Broadcast: August 12, 2004

This is Steve Ember with the VOA Special English Education Report.

Last year, a report by a committee of education experts said a lot of American students cannot write well. The report noted the concerns of business leaders and teachers. The experts said more students should have to pass a writing test before they can finish high school. They pointed out that major college entrance tests are changing now to include a writing part.

Educators know that teaching students to write well is not easy. One problem is the amount of time needed to read through large amounts of work. So some companies have developed computer programs. These can grade student writing much more quickly than a human can. Writing tests can also cost less to administer by computer than by paper-and-pencil.

These computer systems are known as e-raters. They use artificial intelligence to think in a way like teachers. In the state of Indiana, computer grading of a statewide writing test began with a test of the system itself. For two years, both a computer and humans graded the student writing. Officials say there was almost no difference between the computer grades and those given by the human readers.

The entrance test commonly used by business schools, the GMAT, already uses e-readers. The G.R.E. and TOEFL tests might start; officials are deciding. The G.R.E. is the Graduate Record Examination. TOEFL is the Test of English as a Foreign Language.

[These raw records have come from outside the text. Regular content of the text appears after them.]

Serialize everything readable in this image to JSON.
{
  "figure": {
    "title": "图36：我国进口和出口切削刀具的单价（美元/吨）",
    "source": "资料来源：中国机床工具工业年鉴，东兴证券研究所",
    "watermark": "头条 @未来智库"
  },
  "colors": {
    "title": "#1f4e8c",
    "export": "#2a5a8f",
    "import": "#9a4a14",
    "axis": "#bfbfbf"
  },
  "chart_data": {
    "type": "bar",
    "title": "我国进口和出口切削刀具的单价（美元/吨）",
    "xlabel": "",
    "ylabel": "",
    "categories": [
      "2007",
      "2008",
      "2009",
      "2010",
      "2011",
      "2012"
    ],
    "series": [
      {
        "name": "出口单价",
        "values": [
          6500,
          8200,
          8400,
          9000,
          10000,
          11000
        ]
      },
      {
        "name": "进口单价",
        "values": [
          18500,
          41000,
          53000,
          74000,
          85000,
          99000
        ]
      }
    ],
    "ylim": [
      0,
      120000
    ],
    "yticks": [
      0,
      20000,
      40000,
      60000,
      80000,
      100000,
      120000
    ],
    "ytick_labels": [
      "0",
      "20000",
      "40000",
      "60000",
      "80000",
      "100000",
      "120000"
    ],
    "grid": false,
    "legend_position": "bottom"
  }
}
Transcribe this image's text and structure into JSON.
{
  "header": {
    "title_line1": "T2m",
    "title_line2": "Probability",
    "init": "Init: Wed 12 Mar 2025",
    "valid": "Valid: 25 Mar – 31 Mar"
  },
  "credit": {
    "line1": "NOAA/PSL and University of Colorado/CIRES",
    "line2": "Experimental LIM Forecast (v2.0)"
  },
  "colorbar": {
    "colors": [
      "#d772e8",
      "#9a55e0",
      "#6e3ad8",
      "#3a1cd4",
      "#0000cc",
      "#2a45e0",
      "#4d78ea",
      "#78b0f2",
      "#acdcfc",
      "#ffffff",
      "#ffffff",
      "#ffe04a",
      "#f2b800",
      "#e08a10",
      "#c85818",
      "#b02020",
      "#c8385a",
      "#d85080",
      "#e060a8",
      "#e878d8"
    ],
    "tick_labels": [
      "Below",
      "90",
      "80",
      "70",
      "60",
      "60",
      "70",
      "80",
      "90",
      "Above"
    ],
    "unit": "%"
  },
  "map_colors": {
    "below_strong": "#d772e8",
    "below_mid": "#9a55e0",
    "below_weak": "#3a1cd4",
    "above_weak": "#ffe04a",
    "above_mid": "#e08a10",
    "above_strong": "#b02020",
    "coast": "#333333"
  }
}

Systems are also being used to grade writing in college classes. The computers read a few hundred examples of student writing already graded by humans. Then the systems compare new essays against those already examined.

How do teachers feel about all this? Many say machines can never do the job as well as people can. A computer can find spelling and grammar mistakes. But these teachers say it can never really understand what a writer is trying to say. Critics say a program cannot follow a thought or judge humor or understand a beautifully expressed idea.

But creators of the programs say computer grading guarantees that each piece of writing is graded in the same way. They also say the systems are meant to judge knowledge more than creativity.